Serres nous livre, ici, sa philosophie de l'histoire, bien différente de celles auxquelles nous sommes habitués, pleines de bruits et de fureurs, tristement anthropocentrées, quand ce n'est pas, d'ailleurs, européocentrées. Une histoire naturelle, au sens plein du terme, qui commence au commencement du Big Bang et, par bifurcations successives ou simultanées, produit la multiplicité de ce qui est, du ciron à la galaxie et, parmi cette multiplicité, la singularité qu'est l'homme.

Michel Serres reprend et approfondit les thèses qu'il avait développées dans Récits d'Humanisme (Le Pommier, 2006). Nous savons maintenant que les sciences dures ont découvert la temporalité de leurs objets respectifs. L'écriture, qui marque traditionnellement l'entrée de l'homme dans l'histoire, n'est pas l'apanage de l'humanité. Tout est codé, depuis le début.  Et tout se joue dans les relations "entre les deux couples, propres aux choses et aux vifs : énergie-entropie et vie-mort."(p.34)

Mais ce qui fait la singularité de l'humanité, c'est justement la néguentropie, c'est-à-dire la possibilité d'opposer à la dureté du réel la douceur de l'esprit. "L'entropie et la mort ne cessent de dévaster, par nature et de nos propres mains, ce paysage à la fois naturel et humain, promis dès lors, à la désertification ; la vie et l'information le cultivent pour le rendre riant et fertile."(p.37)

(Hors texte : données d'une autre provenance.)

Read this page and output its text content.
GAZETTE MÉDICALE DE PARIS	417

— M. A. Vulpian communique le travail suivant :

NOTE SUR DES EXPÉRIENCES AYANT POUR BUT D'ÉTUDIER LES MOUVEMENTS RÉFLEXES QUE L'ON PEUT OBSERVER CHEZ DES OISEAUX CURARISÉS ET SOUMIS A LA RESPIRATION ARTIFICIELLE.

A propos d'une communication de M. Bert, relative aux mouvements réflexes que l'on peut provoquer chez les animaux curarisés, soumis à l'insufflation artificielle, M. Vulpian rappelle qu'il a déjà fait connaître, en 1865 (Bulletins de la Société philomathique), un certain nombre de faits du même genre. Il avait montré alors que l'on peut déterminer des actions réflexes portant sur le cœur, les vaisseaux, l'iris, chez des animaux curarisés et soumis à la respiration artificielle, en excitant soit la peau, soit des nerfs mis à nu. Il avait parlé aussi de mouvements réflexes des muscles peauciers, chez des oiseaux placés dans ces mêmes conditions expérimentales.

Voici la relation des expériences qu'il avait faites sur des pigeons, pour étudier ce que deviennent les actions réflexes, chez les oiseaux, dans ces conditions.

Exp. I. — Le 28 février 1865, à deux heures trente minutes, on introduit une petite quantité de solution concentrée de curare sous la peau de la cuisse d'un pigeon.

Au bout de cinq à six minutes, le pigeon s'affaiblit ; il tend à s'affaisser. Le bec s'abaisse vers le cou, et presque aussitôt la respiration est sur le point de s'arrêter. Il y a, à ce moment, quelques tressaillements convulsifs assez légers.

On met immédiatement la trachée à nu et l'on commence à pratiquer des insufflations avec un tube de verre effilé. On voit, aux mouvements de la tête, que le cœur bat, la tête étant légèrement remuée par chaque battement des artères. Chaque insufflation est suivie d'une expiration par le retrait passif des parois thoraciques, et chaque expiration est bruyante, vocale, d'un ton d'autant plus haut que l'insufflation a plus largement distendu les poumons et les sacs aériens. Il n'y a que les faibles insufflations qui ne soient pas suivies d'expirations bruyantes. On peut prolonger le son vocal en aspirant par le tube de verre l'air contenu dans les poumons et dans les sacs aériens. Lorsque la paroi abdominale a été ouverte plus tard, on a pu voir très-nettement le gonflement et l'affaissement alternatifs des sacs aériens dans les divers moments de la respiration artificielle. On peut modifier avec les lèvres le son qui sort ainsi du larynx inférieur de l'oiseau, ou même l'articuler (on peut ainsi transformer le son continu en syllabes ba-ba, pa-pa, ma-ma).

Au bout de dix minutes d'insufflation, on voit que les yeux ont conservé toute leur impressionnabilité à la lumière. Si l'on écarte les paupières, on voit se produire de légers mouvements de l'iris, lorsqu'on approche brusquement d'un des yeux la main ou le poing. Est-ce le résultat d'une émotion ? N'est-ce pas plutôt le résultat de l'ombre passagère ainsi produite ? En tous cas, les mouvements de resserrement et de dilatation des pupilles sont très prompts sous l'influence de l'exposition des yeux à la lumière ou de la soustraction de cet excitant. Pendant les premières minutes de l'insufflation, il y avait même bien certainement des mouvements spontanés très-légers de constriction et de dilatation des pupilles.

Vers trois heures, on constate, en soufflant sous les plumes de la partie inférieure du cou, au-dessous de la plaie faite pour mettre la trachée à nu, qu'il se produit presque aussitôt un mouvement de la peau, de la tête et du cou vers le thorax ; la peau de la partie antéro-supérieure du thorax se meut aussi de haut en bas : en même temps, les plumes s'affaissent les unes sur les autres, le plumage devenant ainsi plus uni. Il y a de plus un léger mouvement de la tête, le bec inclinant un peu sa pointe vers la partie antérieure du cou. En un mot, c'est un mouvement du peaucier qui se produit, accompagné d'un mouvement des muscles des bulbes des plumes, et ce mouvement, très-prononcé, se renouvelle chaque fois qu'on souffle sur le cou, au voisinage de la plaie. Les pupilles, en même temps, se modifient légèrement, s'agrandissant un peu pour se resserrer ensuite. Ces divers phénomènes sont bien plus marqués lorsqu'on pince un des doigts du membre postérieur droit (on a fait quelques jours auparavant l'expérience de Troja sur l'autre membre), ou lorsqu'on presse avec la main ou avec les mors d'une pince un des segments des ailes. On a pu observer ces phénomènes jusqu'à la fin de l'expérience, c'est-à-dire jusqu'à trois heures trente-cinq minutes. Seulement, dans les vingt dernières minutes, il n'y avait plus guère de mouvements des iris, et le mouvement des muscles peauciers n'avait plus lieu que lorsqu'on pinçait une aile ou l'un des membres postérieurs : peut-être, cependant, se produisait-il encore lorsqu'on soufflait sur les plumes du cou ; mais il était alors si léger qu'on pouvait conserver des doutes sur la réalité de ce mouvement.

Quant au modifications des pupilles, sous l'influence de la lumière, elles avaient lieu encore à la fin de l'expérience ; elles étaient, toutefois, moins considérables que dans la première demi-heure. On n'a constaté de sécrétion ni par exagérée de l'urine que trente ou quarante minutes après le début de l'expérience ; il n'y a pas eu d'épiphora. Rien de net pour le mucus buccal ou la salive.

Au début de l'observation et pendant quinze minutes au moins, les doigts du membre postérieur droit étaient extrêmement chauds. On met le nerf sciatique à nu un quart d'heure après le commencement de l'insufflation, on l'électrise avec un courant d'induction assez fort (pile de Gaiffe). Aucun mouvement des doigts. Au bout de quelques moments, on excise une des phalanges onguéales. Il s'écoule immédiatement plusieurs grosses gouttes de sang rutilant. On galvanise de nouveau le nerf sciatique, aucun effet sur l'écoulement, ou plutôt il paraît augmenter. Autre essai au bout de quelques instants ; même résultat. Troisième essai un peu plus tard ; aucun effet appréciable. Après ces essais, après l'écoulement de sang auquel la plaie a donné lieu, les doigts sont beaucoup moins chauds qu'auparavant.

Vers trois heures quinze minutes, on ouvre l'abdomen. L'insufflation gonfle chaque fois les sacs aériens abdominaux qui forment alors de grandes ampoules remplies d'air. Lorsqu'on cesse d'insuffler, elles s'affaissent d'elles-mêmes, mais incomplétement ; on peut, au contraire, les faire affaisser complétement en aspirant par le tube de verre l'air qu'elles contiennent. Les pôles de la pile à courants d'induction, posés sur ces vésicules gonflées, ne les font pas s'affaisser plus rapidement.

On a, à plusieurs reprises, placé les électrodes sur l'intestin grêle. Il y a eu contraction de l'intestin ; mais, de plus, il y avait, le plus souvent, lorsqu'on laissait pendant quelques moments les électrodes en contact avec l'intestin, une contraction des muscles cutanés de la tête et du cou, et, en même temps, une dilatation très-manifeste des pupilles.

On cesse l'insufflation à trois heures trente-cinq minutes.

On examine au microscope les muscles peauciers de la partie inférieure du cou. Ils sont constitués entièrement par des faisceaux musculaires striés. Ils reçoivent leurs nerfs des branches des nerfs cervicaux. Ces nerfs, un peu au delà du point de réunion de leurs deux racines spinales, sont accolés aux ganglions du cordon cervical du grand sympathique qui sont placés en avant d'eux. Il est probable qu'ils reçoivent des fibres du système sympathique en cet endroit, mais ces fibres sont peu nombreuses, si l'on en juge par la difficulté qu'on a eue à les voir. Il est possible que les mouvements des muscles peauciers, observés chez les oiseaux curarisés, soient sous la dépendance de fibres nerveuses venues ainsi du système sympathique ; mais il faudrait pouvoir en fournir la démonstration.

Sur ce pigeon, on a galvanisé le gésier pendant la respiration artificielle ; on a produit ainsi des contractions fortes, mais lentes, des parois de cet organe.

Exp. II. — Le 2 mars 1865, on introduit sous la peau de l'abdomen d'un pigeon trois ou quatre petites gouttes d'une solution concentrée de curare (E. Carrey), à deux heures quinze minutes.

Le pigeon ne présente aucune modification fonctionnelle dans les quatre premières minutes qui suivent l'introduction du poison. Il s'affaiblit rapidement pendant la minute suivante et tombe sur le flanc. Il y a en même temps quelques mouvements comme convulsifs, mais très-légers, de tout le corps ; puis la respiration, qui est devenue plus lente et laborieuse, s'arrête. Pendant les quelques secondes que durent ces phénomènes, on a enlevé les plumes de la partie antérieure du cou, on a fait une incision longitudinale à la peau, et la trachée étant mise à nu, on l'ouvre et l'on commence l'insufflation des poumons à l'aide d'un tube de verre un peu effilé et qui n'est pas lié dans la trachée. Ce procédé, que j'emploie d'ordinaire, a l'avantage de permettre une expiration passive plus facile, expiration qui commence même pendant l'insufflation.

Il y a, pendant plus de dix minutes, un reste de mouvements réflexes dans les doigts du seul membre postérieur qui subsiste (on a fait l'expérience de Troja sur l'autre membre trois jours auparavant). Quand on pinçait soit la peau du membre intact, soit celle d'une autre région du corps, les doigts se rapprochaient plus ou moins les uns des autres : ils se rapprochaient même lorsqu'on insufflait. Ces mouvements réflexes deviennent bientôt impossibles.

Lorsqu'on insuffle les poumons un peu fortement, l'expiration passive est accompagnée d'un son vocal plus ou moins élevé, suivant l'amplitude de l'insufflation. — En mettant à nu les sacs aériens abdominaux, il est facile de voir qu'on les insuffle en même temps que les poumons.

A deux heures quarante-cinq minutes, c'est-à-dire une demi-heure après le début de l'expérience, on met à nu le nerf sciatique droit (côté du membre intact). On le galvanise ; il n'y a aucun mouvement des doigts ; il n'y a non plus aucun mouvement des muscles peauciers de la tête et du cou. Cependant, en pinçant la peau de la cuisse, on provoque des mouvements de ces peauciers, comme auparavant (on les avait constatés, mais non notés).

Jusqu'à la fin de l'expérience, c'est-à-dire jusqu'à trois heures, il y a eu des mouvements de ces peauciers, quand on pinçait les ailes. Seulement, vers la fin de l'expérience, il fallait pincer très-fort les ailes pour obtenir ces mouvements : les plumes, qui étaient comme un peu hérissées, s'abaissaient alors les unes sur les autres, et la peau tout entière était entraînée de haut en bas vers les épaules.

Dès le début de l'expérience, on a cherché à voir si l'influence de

L'utopie, revisitée mais bien héritée de ces socialistes, français pour la plupart, méprisés par les tenants d'un socialisme scientifique dont on n'a que trop subi la dureté, cette utopie à laquelle nous appelle Michel Serres, celle du nouvel Age où le doux triomphera du dur, n'est pas le délire d'un doux rêveur, mais l'annonce de l'avenir auquel nous devons nous ouvrir.

A-t-on suffisamment reproché à Serres son optimisme béat ? C'était vraiment mal le connaître et croire qu'il vit dans une bulle où les événements du monde ne pénètrent pas. "Je ne suis donc ni sourd ni aveugle aux forces atroces qui, pendant cet âge si court [celui où le doux semble pouvoir, ou devoir, l'emporter, si nous voulons survivre. PR] (...) Si nous combattons ces pugnaces au moyen de leurs propres armes, nous quitterons l'âge [que caractérise globalement le numérique. PR] que nous commençâmes. Nous devons donc trouver des stratégies propres à notre temps et délaisser celles de celui que nous venons de quitter. Secourir, soigner, partager, négocier, dialoguer..."- voilà ce qu'il nous faut faire et qu'une grande majorité des hommes fait, loin des thanatocrates qui nous dirigent.

Mais Michel Serres n'ignore aucun des obstacles qu'il faut contourner pour que s'étende le règne de la Joie. J'aime et admire qu'il ait élaboré cette méditation à l'Hôpital Cochin.